With that cut, NASA hypersonic flight researchers were directed to collaborate with the Department of Defense in developing air-breathing propulsion technology, in which the department has interest for potential applications in long-range missiles.
“NASA had big goals to reduce the cost of access to space in the past, but that has kind of fallen off and NASA seems to look to private companies and launch providers for that,” Gaffney says. “We're hoping there will be a resurgence, but that doesn't seem to be the case right now.”
Hoose understands well the pivot of looking to the private-sector investment for research and development. In 2011, the end of R&D contracts with the federal government forced the company to cut around a dozen workers, leaving 18 on the payroll. Most of those laid off were engineers working on rocket research and on a lightweight piston engine that's closer to commercialization.
Since, the company's rocket research has been self-funded. In total, Hoose says the company has put around $1.7 million into its testing, adding to a $750,000 grant from the Office of Naval Research and around $50,000 from the Maine Space Grant Consortium. This spring, he expects to hear whether his company won a Small Business Innovation Research program grant through the Navy. But his attention has more recently turned to the private sector. In October, he put together a white paper making the case for his project against others aiming to serve smaller payloads.
“We're not solely focused on federal dollars anymore,” says Hoose.
ATS is not alone in seeking out a market for smaller-scale launches. Virgin Galactic, a recent focus of Virgin Group founder Richard Branson, announced in 2012 its LauncherOne project, a two-stage rocket with a 500-pound payload capacity the company expects to offer to commercial customers in 2016. Boeing is also developing a lighter payload launch vehicle in collaboration with the Department of Defense's advanced research arm.
The ATS project hasn't yet courted any investors, but Hoose says he's working on one potential deal to keep advancing the company's flight testing program.
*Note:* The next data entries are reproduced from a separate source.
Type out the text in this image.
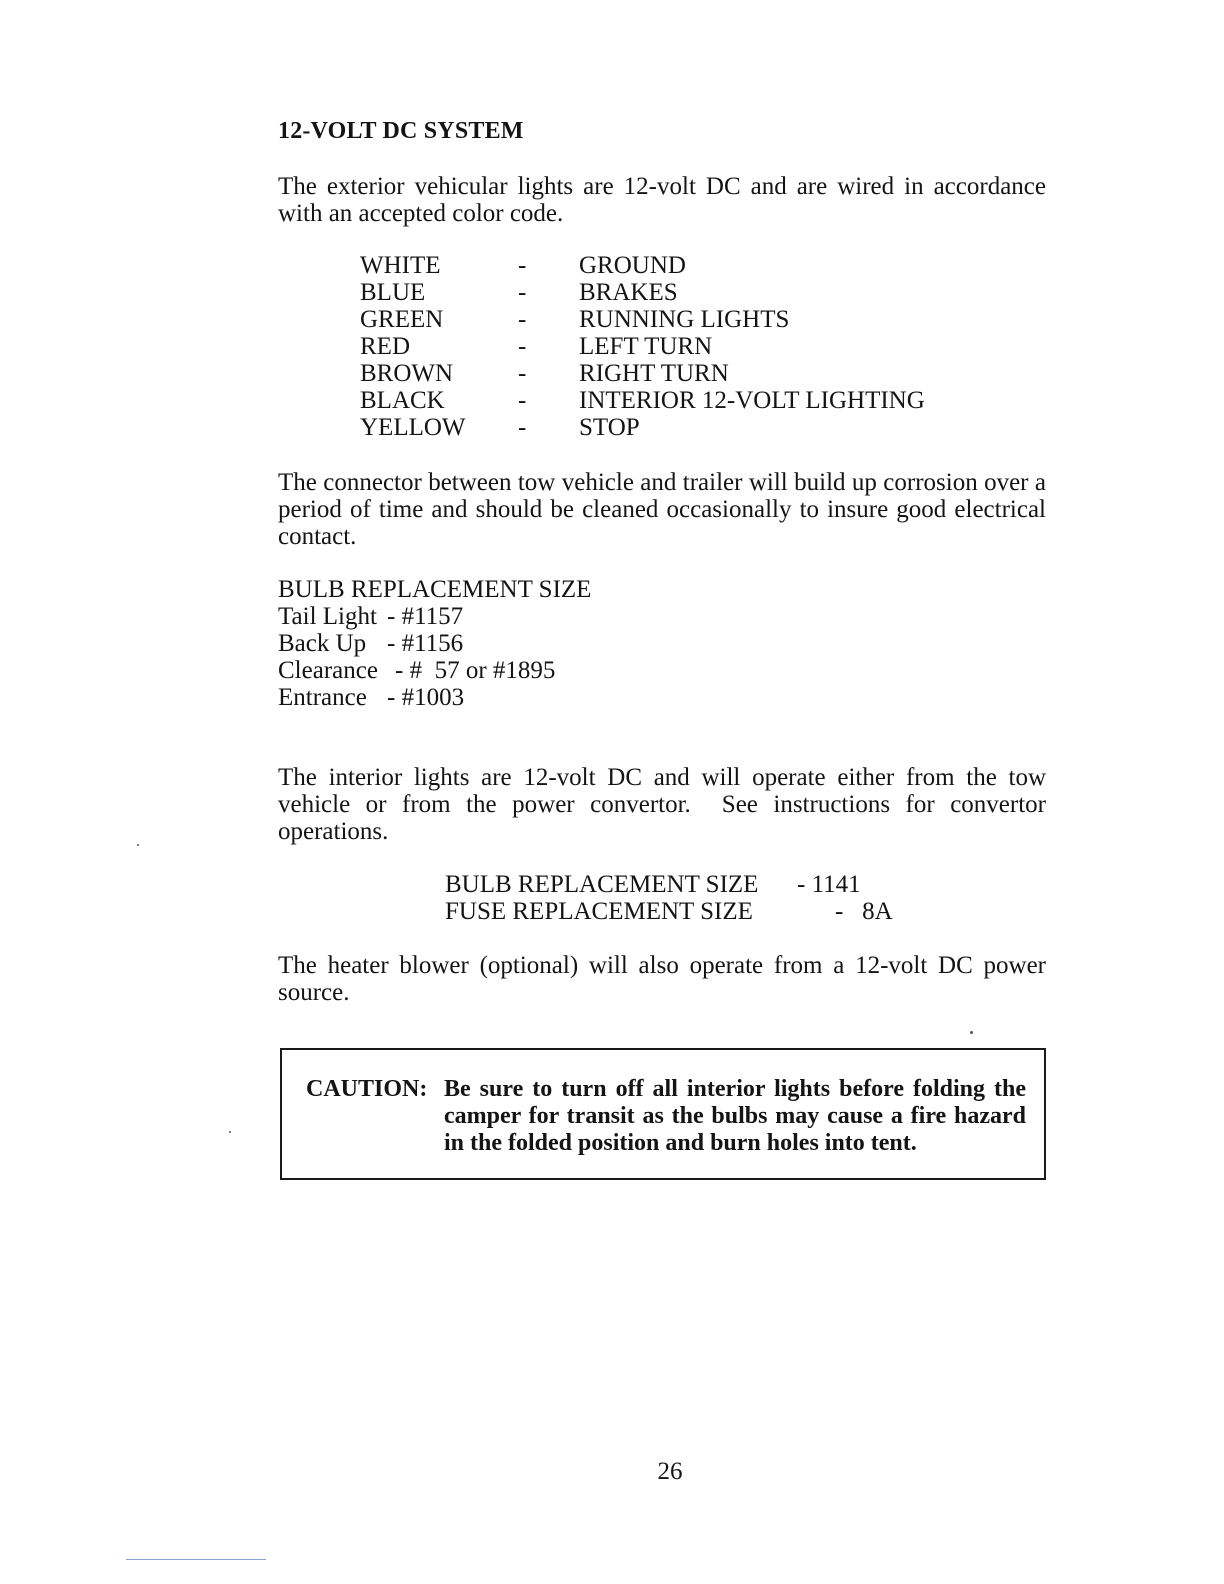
12-VOLT DC SYSTEM

The exterior vehicular lights are 12-volt DC and are wired in accordance with an accepted color code.

WHITE	-	GROUND
BLUE	-	BRAKES
GREEN	-	RUNNING LIGHTS
RED	-	LEFT TURN
BROWN	-	RIGHT TURN
BLACK	-	INTERIOR 12-VOLT LIGHTING
YELLOW	-	STOP

The connector between tow vehicle and trailer will build up corrosion over a period of time and should be cleaned occasionally to insure good electrical contact.

BULB REPLACEMENT SIZE
Tail Light - #1157
Back Up - #1156
Clearance - #  57 or #1895
Entrance - #1003

The interior lights are 12-volt DC and will operate either from the tow vehicle or from the power convertor.  See instructions for convertor operations.

BULB REPLACEMENT SIZE - 1141
FUSE REPLACEMENT SIZE	-   8A

The heater blower (optional) will also operate from a 12-volt DC power source.

CAUTION: Be sure to turn off all interior lights before folding the camper for transit as the bulbs may cause a fire hazard in the folded position and burn holes into tent.
26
He says his company has done that less expensively, at or below $100,000 a launch, than others in the field. Even then, it won't be cheap.
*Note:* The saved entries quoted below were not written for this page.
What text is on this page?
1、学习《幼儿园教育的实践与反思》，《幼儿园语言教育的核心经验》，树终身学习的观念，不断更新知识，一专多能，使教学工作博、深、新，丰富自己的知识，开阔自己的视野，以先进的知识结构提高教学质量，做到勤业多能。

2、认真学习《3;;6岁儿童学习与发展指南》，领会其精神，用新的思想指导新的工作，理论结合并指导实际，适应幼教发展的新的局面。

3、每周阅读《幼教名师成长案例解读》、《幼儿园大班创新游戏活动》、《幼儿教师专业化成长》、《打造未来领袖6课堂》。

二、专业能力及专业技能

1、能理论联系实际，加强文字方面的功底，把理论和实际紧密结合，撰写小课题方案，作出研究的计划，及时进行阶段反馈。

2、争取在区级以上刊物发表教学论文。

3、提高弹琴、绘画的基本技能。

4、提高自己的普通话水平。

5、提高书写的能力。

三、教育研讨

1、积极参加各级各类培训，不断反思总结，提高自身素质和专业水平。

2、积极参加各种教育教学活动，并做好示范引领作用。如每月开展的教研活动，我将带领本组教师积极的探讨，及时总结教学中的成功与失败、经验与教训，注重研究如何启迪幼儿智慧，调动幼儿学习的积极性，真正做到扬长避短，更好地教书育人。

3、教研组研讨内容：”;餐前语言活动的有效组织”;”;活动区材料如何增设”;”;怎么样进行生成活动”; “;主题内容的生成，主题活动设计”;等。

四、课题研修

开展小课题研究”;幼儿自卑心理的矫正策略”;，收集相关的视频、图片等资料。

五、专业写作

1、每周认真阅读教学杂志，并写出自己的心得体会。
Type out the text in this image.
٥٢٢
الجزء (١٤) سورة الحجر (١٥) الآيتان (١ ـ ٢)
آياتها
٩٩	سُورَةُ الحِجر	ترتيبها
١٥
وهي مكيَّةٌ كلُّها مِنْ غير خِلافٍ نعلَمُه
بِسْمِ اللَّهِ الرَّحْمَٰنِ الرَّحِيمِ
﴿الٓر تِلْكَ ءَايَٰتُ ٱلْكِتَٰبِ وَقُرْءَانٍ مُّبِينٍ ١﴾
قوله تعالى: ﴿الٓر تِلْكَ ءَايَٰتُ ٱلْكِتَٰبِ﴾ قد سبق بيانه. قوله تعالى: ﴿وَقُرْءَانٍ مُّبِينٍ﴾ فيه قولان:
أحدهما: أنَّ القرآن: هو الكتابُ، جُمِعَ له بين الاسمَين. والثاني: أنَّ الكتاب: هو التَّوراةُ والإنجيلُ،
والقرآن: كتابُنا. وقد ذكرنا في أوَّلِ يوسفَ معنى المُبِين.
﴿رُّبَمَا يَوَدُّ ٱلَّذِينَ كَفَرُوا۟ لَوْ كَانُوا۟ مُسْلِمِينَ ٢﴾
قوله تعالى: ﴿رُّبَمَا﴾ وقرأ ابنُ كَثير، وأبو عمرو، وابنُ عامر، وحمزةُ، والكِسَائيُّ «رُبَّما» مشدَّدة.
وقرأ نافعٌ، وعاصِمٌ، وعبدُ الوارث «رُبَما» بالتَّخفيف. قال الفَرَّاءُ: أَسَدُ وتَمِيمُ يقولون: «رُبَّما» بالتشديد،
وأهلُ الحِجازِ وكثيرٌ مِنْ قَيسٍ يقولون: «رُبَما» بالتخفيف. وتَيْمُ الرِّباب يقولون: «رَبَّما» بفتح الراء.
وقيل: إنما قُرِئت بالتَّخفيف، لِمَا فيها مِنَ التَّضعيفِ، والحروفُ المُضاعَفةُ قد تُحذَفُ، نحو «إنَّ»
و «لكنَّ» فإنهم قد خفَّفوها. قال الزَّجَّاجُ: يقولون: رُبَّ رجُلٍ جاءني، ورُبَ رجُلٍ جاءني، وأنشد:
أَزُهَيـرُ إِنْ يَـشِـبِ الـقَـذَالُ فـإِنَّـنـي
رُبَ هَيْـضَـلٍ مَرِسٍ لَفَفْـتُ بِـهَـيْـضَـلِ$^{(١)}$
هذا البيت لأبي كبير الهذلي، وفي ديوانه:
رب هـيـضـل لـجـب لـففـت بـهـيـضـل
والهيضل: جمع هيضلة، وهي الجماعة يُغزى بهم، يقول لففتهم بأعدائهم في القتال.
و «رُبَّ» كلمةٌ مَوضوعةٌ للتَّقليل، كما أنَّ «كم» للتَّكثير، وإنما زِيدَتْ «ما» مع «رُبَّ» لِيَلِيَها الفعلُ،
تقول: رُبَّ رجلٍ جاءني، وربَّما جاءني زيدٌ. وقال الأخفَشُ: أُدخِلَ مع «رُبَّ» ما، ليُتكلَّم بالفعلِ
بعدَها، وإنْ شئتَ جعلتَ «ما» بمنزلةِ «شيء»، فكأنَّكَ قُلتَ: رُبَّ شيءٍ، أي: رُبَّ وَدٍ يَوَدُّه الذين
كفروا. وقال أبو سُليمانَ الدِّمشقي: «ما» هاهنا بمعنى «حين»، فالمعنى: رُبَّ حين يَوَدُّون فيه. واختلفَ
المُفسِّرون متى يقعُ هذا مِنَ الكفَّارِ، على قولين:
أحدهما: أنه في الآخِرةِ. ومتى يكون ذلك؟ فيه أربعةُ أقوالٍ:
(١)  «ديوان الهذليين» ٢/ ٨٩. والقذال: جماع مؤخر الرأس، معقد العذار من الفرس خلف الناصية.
“Flight-testing is really what's needed,” Hoose says. “... Hundreds to thousands of flight tests will be needed to get one of these things to work.”
Overall costs of space launches are dropping, but that's typically aboard massive launch vehicles that take on small satellites only as secondary cargo. Applied Thermal Sciences President Karl Hoose sees an opportunity for smaller, cheaper launch vehicles to serve the burgeoning commercial market for smaller payload classes, like the 10-centimeter cube-shaped satellites, called cubesats.
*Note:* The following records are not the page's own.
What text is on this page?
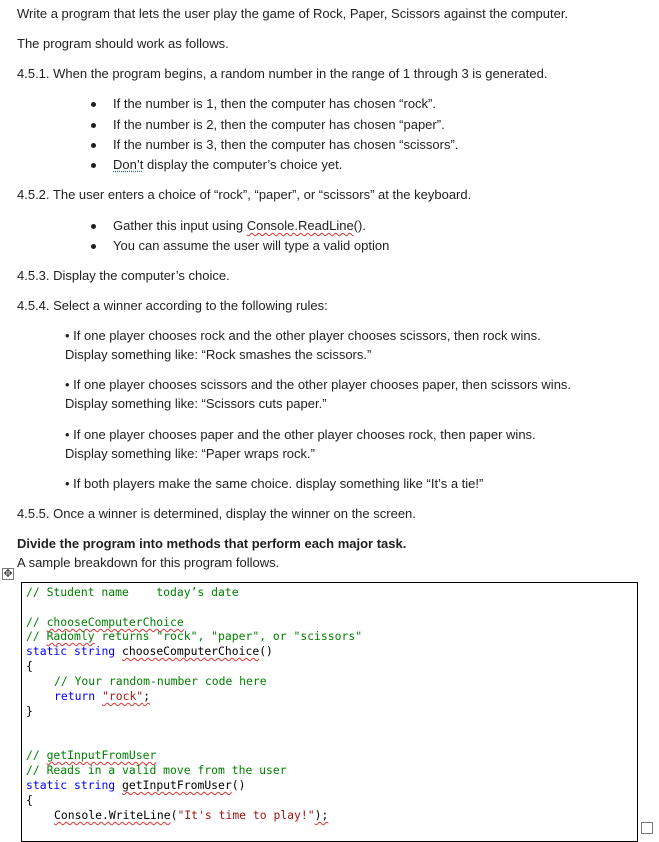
Write a program that lets the user play the game of Rock, Paper, Scissors against the computer.
The program should work as follows.
4.5.1. When the program begins, a random number in the range of 1 through 3 is generated.
If the number is 1, then the computer has chosen “rock”.
If the number is 2, then the computer has chosen “paper”.
If the number is 3, then the computer has chosen “scissors”.
Don’t display the computer’s choice yet.
4.5.2. The user enters a choice of “rock”, “paper”, or “scissors” at the keyboard.
Gather this input using Console.ReadLine().
You can assume the user will type a valid option
4.5.3. Display the computer’s choice.
4.5.4. Select a winner according to the following rules:
• If one player chooses rock and the other player chooses scissors, then rock wins.
Display something like: “Rock smashes the scissors.”
• If one player chooses scissors and the other player chooses paper, then scissors wins.
Display something like: “Scissors cuts paper.”
• If one player chooses paper and the other player chooses rock, then paper wins.
Display something like: “Paper wraps rock.”
• If both players make the same choice. display something like “It’s a tie!”
4.5.5. Once a winner is determined, display the winner on the screen.
Divide the program into methods that perform each major task.
A sample breakdown for this program follows.
✥
// Student name    today’s date
// chooseComputerChoice
// Radomly returns "rock", "paper", or "scissors"
static string chooseComputerChoice()
{
// Your random-number code here
return "rock";
}
// getInputFromUser
// Reads in a valid move from the user
static string getInputFromUser()
{
Console.WriteLine("It's time to play!");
From 2003 to 2012, nearly all satellites in ATS's prospective market weighed from two to 22 pounds, classified as nanosatellites, according to an annual commercial space transportation forecast by the Federal Aviation Administration. The next size of satellites are microsatellites, which range from 22 to 441 pounds.
“Microsats rarely drive launch demand and nanosats almost never do,” the FAA report states. “In the commercial space launch industry, launch providers are interested in creating space for smaller secondary payloads to drive the launch price down or increase profits.”
Hoose expects that increasing the frequency of flights where small satellites are the primary payload will open up that market, so that “constellations” of small satellites do the work of a larger unit.
Even without that increased launch frequency, the market for satellites on the small end of the spectrum continues to grow, according to the engineering consultancy SpaceWorks Enterprises Inc. The company reported that attempted launches of nanosatellites increased 330% from 2012 to 2013. From 2009 to 2013, just 10 commercial satellites weighing up to 110 pounds. went into orbit. The company projects that will jump to around 366 commercial launches for the period from 2014 to 2016.